Le projet de loi de lutte contre les séparatismes arrive mercredi en Conseil des ministres, avant d’être examiné par l’Assemblée. Et ça risque d’être chaud !

Après les dissensions nées de la loi dite de Sécurité globale, voilà un nouveau texte législatif à haut potentiel inflammable. C’est d’ailleurs le même Gérald Darmanin, un peu pompier et un peu pyromane, qui défendra une nouvelle fois ce projet sur lequel la majorité présidentielle risque bien de se diviser, suivant la même ligne de fracture que pour la loi de Sécurité globale.

La loi de Sécurité globale pour laquelle il y avait une opposition libertés publiques contre ordre public.

Oui, on aura cette fois les défenseurs d’une laïcité ultra-rigoureuse contre les partisans d’une lecture plus libérale, plus tolérante.

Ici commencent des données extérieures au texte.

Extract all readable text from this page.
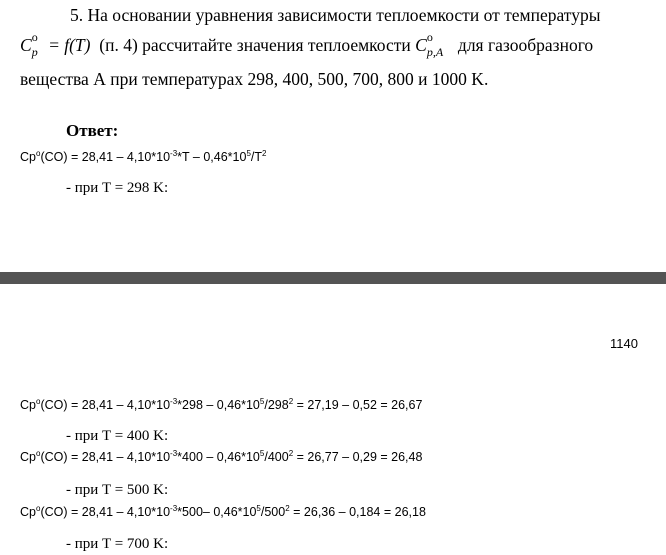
5. На основании уравнения зависимости теплоемкости от температуры
$C^o_p = f(T)$ (п. 4) рассчитайте значения теплоемкости $C^o_{p,A}$ для газообразного
вещества А при температурах 298, 400, 500, 700, 800 и 1000 K.
Ответ:
$Cp^o(CO) = 28,41 - 4,10*10^{-3}*T - 0,46*10^5/T^2$
- при T = 298 K:
1140
$Cp^o(CO) = 28,41 - 4,10*10^{-3}*298 - 0,46*10^5/298^2 = 27,19 - 0,52 = 26,67$
- при T = 400 K:
$Cp^o(CO) = 28,41 - 4,10*10^{-3}*400 - 0,46*10^5/400^2 = 26,77 - 0,29 = 26,48$
- при T = 500 K:
$Cp^o(CO) = 28,41 - 4,10*10^{-3}*500-$ $0,46*10^5/500^2 = 26,36 - 0,184 = 26,18$
- при T = 700 K:
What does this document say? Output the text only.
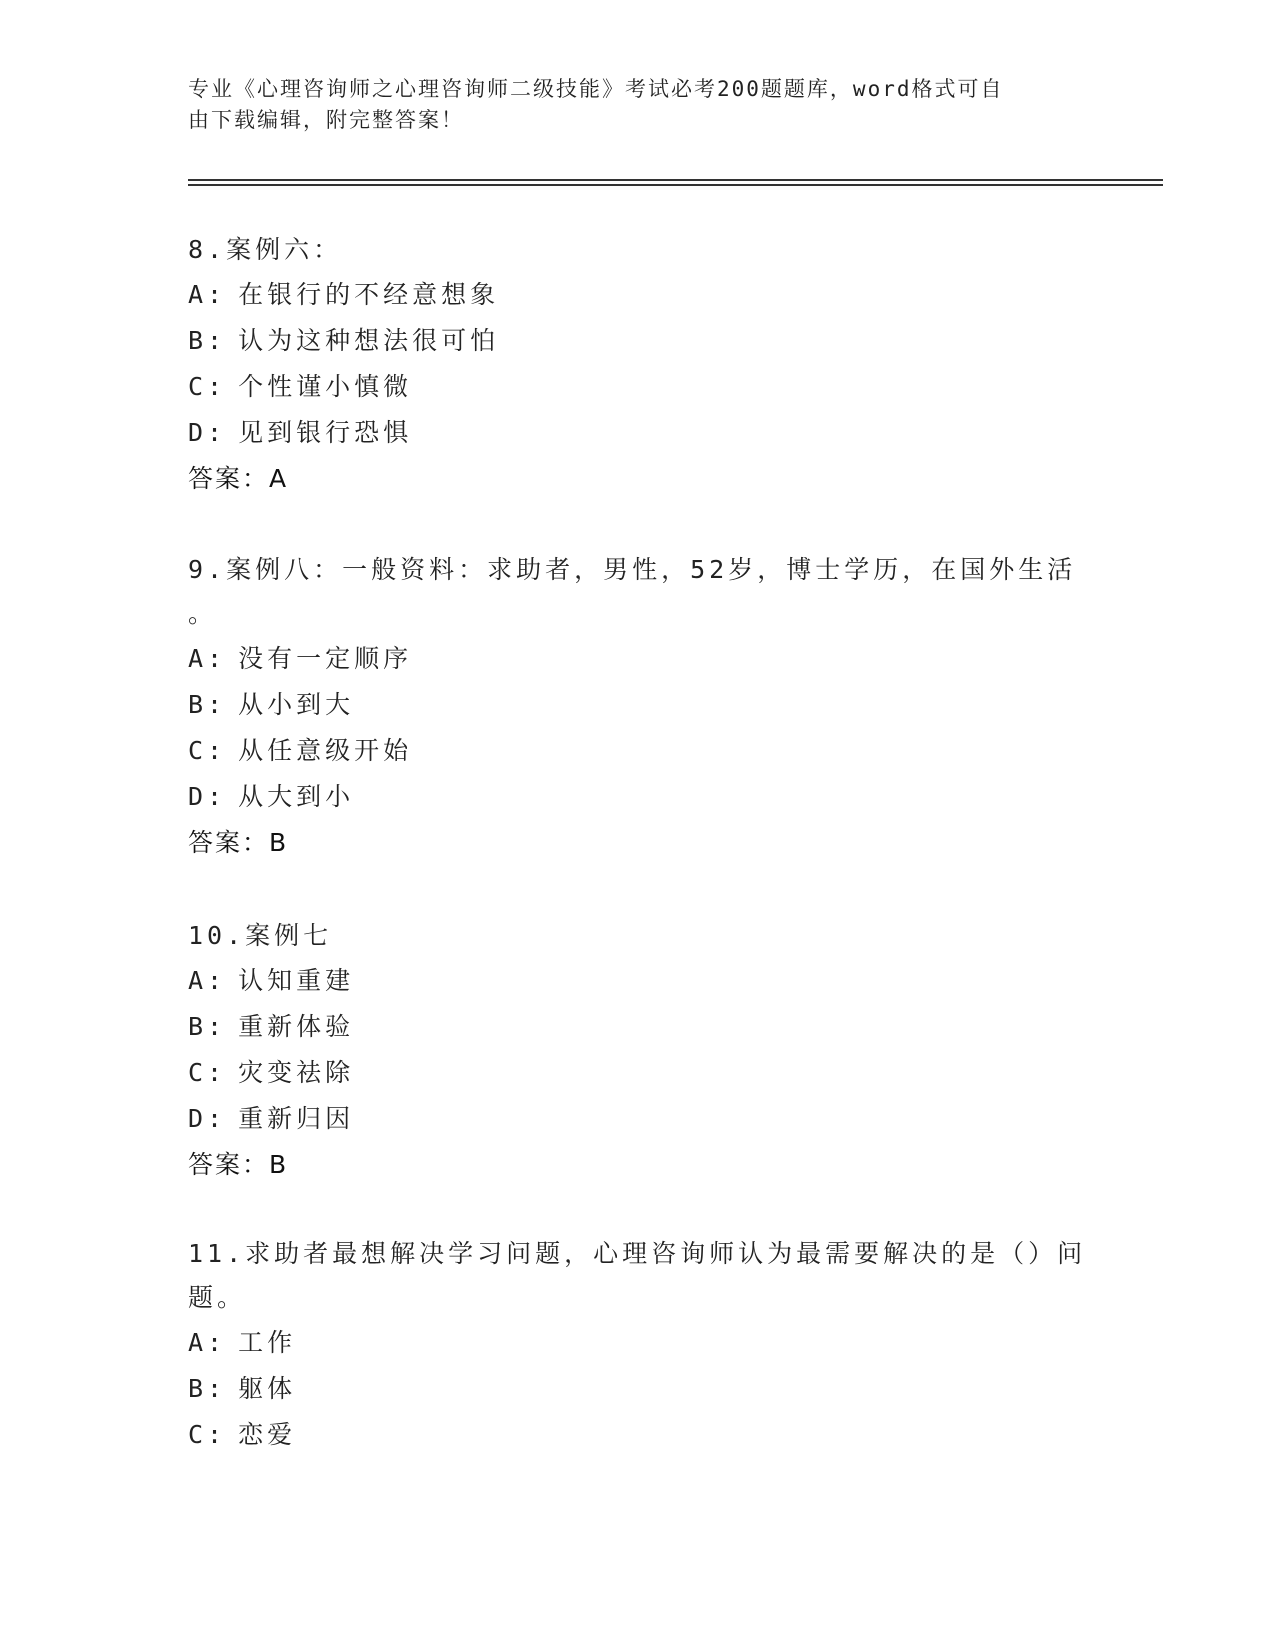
专业《心理咨询师之心理咨询师二级技能》考试必考200题题库，word格式可自
由下载编辑，附完整答案！
8.案例六：
A: 在银行的不经意想象
B: 认为这种想法很可怕
C: 个性谨小慎微
D: 见到银行恐惧
答案：A
9.案例八：一般资料：求助者，男性，52岁，博士学历，在国外生活
。
A: 没有一定顺序
B: 从小到大
C: 从任意级开始
D: 从大到小
答案：B
10.案例七
A: 认知重建
B: 重新体验
C: 灾变祛除
D: 重新归因
答案：B
11.求助者最想解决学习问题，心理咨询师认为最需要解决的是（）问
题。
A: 工作
B: 躯体
C: 恋爱
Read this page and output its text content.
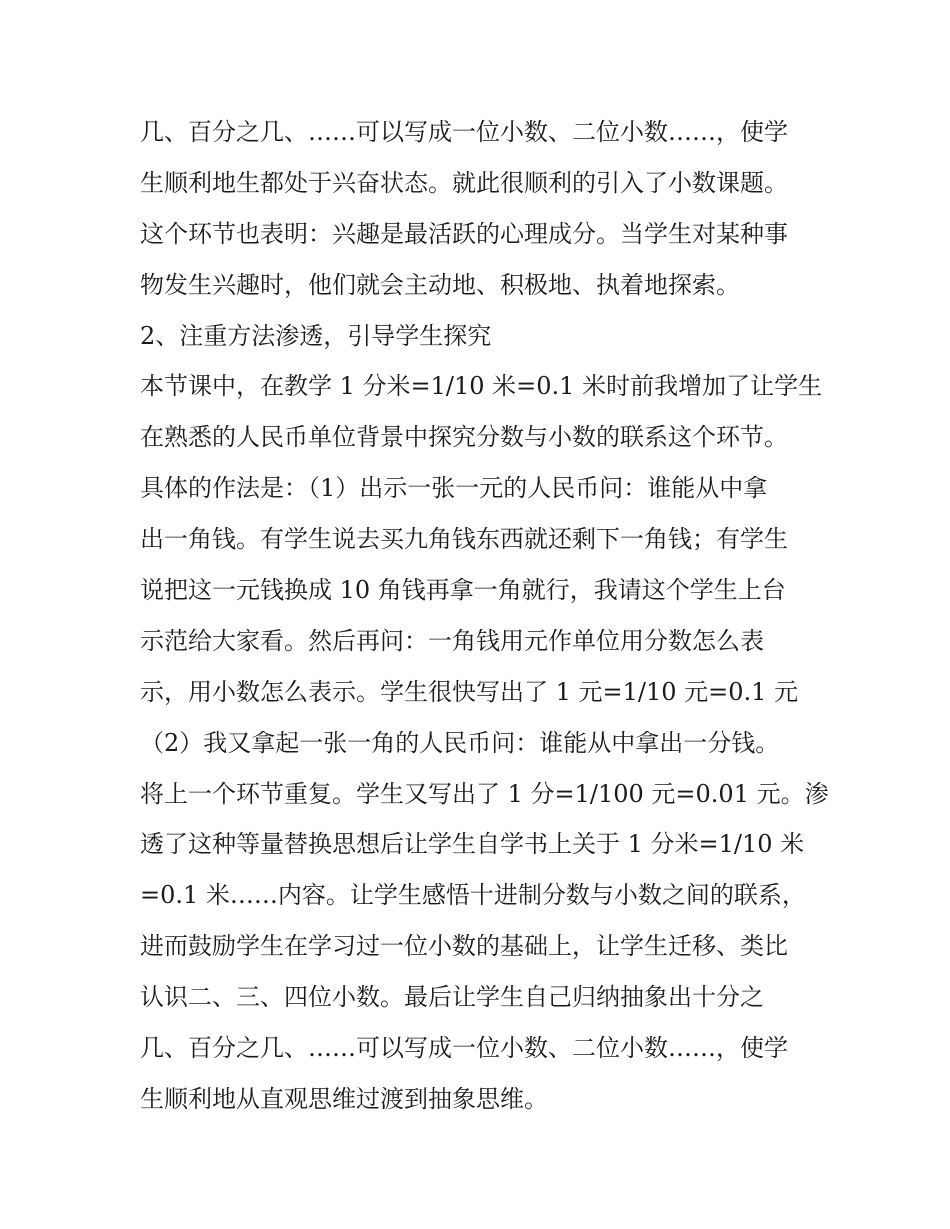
几、百分之几、……可以写成一位小数、二位小数……，使学
生顺利地生都处于兴奋状态。就此很顺利的引入了小数课题。
这个环节也表明：兴趣是最活跃的心理成分。当学生对某种事
物发生兴趣时，他们就会主动地、积极地、执着地探索。
2、注重方法渗透，引导学生探究
本节课中，在教学 1 分米=1/10 米=0.1 米时前我增加了让学生
在熟悉的人民币单位背景中探究分数与小数的联系这个环节。
具体的作法是：（1）出示一张一元的人民币问：谁能从中拿
出一角钱。有学生说去买九角钱东西就还剩下一角钱；有学生
说把这一元钱换成 10 角钱再拿一角就行，我请这个学生上台
示范给大家看。然后再问：一角钱用元作单位用分数怎么表
示，用小数怎么表示。学生很快写出了 1 元=1/10 元=0.1 元
（2）我又拿起一张一角的人民币问：谁能从中拿出一分钱。
将上一个环节重复。学生又写出了 1 分=1/100 元=0.01 元。渗
透了这种等量替换思想后让学生自学书上关于 1 分米=1/10 米
=0.1 米……内容。让学生感悟十进制分数与小数之间的联系，
进而鼓励学生在学习过一位小数的基础上，让学生迁移、类比
认识二、三、四位小数。最后让学生自己归纳抽象出十分之
几、百分之几、……可以写成一位小数、二位小数……，使学
生顺利地从直观思维过渡到抽象思维。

Les premiers (les laïcards) sont plutôt des députés de gauche, les autres viennent de la droite. La gauche du parti s’organise d’ailleurs de plus en plus. Des clubs ou des courants se créent (ils s’appellent par exemple Territoire de Progrès, ou En Commun), des appels sont lancés. Car ils veulent peser sur la ligne du chef de l’État.

Et la droite du parti, elle s’organise pour peser elle aussi ?

La question a été posée par un député de droite à un très proche d’Emmanuel Macron : "pas besoin, lui a-t-il été répondu, on a déjà le club de droite le plus puissant, c’est le gouvernement !". En tout cas, la majorité a beaucoup travaillé pour rapprocher les différentes lignes qui traversent les troupes d’Emmanuel Macron. Plusieurs milliers de militants ont été interrogés, il y a eu un débat, des auditions d’experts, d’universitaires, Gérald Darmanin a également mené deux journées de consultations et il rencontrera ce soir le Bureau exécutif de La République en Marche. Bref tout ce que recommandait la prudence a été fait pour éviter de rejouer le fiasco de la loi de Sécurité globale.

Et c’est sous contrôle ?

Plusieurs mesures sont déjà connues et plutôt bien acceptées comme la réforme du financement des mosquées par des pays étrangers, ou encore la réforme du régime des cultes pour inciter les mosquées à abandonner le statut très élastique de la loi de 1901 sur les associations pour se mettre dans le moule de la Loi de 1905 qui régit les rapports entre l’Église et l’État. Mais malgré ça, tout peut arriver. On est vraiment sur un sujet très inflammable. Et les marges de manœuvre du chef de l’État sont quasi-nulles.

On l’a bien vu avec la loi sur la Sécurité et le départ de feu provoqué par le fameux article 24.

Exactement. On en est arrivé à une situation absurde et quasi ingérable. Si Emmanuel Macron reconnaît par exemple (dans son interview à Brut) qu’il existe un contrôle au faciès, les policiers menacent de faire une grève des contrôles. Et le lendemain, des centaines de casseurs rappellent avec violence que la police n’est jamais assez défendue. Avantage, Gérald Darmanin. Voilà, après une séquence très dure pour lui, le ministre de l’Intérieur reprend le lead sur un nouveau projet de loi. Il a reconquis son territoire de progrès, comme on dirait à la gauche du parti.